Couples with three or more children would become ineligible for state subsidies and welfare benefits, as well as losing the right to run for a state assembly seat.

Uttar Pradesh is one India’s biggest sources of migrant laborers for other states. The bill has been opened up to public comment while the assembly debates the proposals.

Other populous states such as Karnataka and Gujarat are mulling similar two-child measures. A bill under consideration in Assam state would deny government jobs to parents of three or more children.

Indian Prime Minister Narendra Modi during an Independence Day speech in 2019. His ruling BJP party has been accused of pushing a Hindu-nationalist agenda.   © Reuters

Fueling these moves are concerns that the economy would be hamstrung by rapid population growth.

“Rapidly increasing population poses various new challenges for us and our future generations,” Prime Minister Narendra Modi said in an Independence Day speech in 2019.

Why should poor people not have toilets, no electricity in the house, no house to live in, no water supply and no bank account?” he said, acknowledging the gaps in the country’s infrastructure.

The World Bank forecasts India’s working-age population of age 15 and older to grow by around 1.3 million people every month until 2025.

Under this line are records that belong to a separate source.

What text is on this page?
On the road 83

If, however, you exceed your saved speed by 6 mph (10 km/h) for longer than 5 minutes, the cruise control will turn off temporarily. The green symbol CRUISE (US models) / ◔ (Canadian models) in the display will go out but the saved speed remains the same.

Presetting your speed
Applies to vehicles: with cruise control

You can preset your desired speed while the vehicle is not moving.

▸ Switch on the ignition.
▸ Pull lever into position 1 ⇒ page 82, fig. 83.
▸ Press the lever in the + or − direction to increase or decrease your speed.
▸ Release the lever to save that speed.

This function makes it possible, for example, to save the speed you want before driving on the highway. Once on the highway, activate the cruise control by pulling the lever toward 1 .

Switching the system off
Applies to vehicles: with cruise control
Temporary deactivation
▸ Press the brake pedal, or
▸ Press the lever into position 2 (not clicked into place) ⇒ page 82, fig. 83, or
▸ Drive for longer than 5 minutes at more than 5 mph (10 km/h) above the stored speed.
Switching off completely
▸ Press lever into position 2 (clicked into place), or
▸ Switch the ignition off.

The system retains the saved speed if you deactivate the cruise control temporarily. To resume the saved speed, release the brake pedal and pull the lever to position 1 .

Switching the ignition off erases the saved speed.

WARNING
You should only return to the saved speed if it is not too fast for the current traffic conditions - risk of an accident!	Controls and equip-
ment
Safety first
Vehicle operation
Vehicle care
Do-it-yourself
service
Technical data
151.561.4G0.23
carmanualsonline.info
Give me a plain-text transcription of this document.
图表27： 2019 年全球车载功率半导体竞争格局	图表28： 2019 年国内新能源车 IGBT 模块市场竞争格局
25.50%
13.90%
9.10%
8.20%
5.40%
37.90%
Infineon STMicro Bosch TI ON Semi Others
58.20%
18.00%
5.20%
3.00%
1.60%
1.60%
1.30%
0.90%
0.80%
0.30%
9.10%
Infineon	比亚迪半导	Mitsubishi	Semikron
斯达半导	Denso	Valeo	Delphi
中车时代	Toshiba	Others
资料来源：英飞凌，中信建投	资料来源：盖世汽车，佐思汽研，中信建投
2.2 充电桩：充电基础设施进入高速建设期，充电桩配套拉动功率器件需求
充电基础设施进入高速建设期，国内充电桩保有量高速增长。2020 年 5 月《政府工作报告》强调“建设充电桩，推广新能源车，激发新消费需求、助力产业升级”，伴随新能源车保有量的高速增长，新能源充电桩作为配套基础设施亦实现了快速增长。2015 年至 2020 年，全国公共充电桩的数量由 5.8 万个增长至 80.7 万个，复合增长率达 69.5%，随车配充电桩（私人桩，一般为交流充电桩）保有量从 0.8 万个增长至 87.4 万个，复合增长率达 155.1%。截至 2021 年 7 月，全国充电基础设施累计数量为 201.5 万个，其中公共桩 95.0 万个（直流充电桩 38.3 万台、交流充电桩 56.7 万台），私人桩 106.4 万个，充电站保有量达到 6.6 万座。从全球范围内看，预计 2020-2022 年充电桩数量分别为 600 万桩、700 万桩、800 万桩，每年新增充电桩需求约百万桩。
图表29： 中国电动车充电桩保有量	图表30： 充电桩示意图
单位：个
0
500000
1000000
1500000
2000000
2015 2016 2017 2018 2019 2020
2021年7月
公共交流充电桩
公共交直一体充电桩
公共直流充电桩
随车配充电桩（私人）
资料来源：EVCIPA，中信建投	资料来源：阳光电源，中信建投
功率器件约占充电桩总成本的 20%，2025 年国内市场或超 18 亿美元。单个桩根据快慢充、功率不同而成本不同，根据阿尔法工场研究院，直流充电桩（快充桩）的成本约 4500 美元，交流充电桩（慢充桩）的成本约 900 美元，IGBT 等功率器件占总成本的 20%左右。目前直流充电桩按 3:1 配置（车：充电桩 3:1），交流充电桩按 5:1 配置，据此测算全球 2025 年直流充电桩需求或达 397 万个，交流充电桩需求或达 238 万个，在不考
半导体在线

To keep a stable labor market, India must create about 8 million jobs a year, but the coronavirus pandemic has complicated this scenario. The country’s central bank, the Reserve Bank of India, downgraded in June its projection for real gross domestic product growth to 9.5% for the year through March 2022 from 10.5% as of February.

India’s total fertility rate, or the average number of children born to a woman over her lifetime, stood at 2.2 in 2020, sharply down from nearly 6 in 1960. This mirrors a fall in the global rate from 5.05 in 1964 to 2.4 in 2019. But India’s decline does little to ease its population anxiety, given the country’s sheer size.

Amit Singh, a 27-year-old factory worker and father of an 8-month old toddler in Uttar Pradesh, called it a good step to curb population. “Why do families need to have four to five children? That era has gone. No one can afford to feed such large families these days,” he said.

“I have 5 more siblings but I know the struggle we faced while growing up.”

Critics question the motivation for some state’s population control proposals. Assam state Chief Minister Himanta Biswa Sarma has said the population increase among minorities was worrisome, referring to Muslims who make up a relatively large slice of the Hindu-majority state. The Muslim population is generally growing fast. The Modi-led ruling Bharatiya Janata Party embraces Hindu nationalist positions, and Sarma is a leading member of the BJP.

India had roughly 1.38 billion people in 2020, the United Nations estimates, recording an increase of 145 million over the preceding decade that easily eclipses Japan’s entire population. India is on track to have more than 1.5 billion people by 2030, on the way surpassing China to become the world’s most populous nation.

Communist-run China successfully controlled its population under its one-child policy introduced in 1979, but the country is now quickly graying — a factor that threatens to depress economic growth.

India’s previous national and local efforts for population control did not work well in its parliamentary democratic, ethnically diverse society. As its states move to tackle the problem again, India has less cause for concern over the risk of undercutting its labor force, at least for the time being: the median age of its people is about 28 years, or 10 years younger than China’s.

One democracy India can look to for precedents is Indonesia, the world’s fourth-most populous country, with roughly 270 million people. Indonesia in January strengthened its national family planning program. The country aims to reduce its total fertility rate from about 2.3 now to 2.1 in 2024.